Alta Factura subverts the conventional structure of the fashion runway to foreground the often-invisible processes that underpin artistic production. Through a series of conceptual textile works, the performance draws attention to the discipline of craft and the artist’s vulnerability, ultimately revealing those seams typically consigned to the margins, behind the scenes.


Colectivo La Burra Negra.


ABOUT EL COLECTIVO LA BURRA NEGRA

La Burra Negra is a nomadic performance art collective based in Málaga, founded in 2024 following its first residency in Totalán. The group is self-managed by Ascensión Soto Fernández, Gabriela Feldman de la Rocha, Sasha Camila Falcke, Sara Gema Domínguez Castillo, Sofía Barco Sánchez, and Regina Lagos González—six artists from diverse backgrounds and trajectories who met at the Hospital de Artistas at La Juan Gallery.

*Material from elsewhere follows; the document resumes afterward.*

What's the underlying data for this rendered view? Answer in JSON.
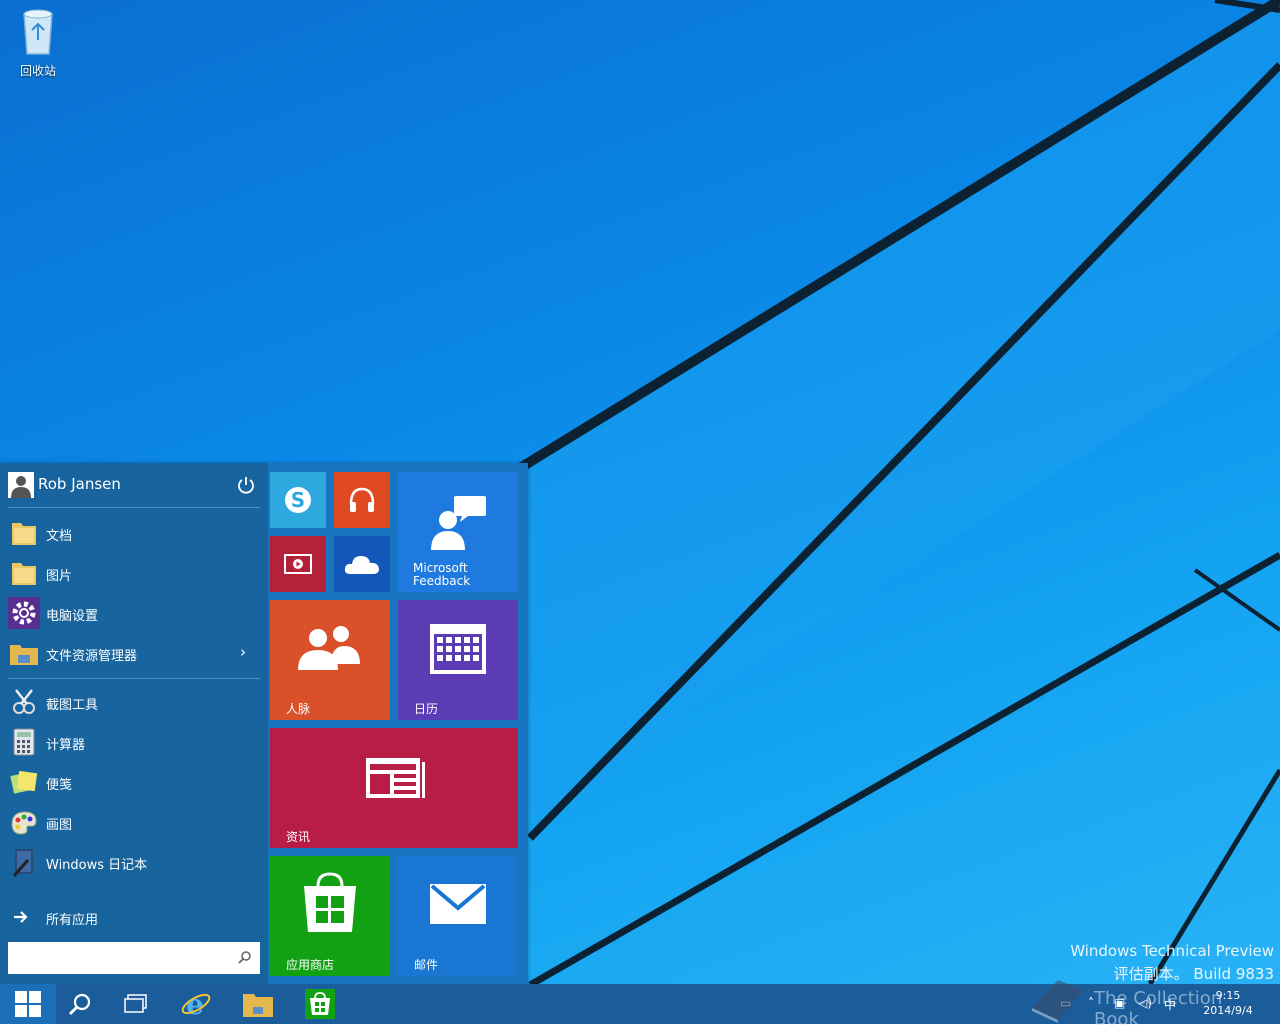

The collective brings together practitioners working across jewelry, painting, the performing arts, music, dance, cultural mediation, and arts management. Its activities include an annual residency in Totalán, the production of performative works, cultural mediation initiatives, and site-responsive interventions.

Since its inception, the collective has participated in the Periscopio series at La Térmica; presented A granel at the MVA in Málaga; carried out a number of actions in Totalán—the most recent during its second annual residency—and contributed its own proposals to the performance Displacement of the Congress of Deputies by Roger Bernat in Madrid.

At the core of La Burra Negra lies a commitment to collective creation and the exchange of knowledge. United in their effort to experiment with and disseminate performance art, the group explores the invisible dimensions of artistic labor—its temporalities, efforts, and relational dynamics, which so often remain unseen—as a form of critical affirmation.

Their practice emerges from dialogue and shared reflection, in the pursuit of decentralized spaces where art can be experienced and its processes made visible. Each residency and each action becomes an attempt to inhabit creation collectively, challenging conditions of precarity while fostering networks of care and collaboration that sustain both their own practice and that of those around them.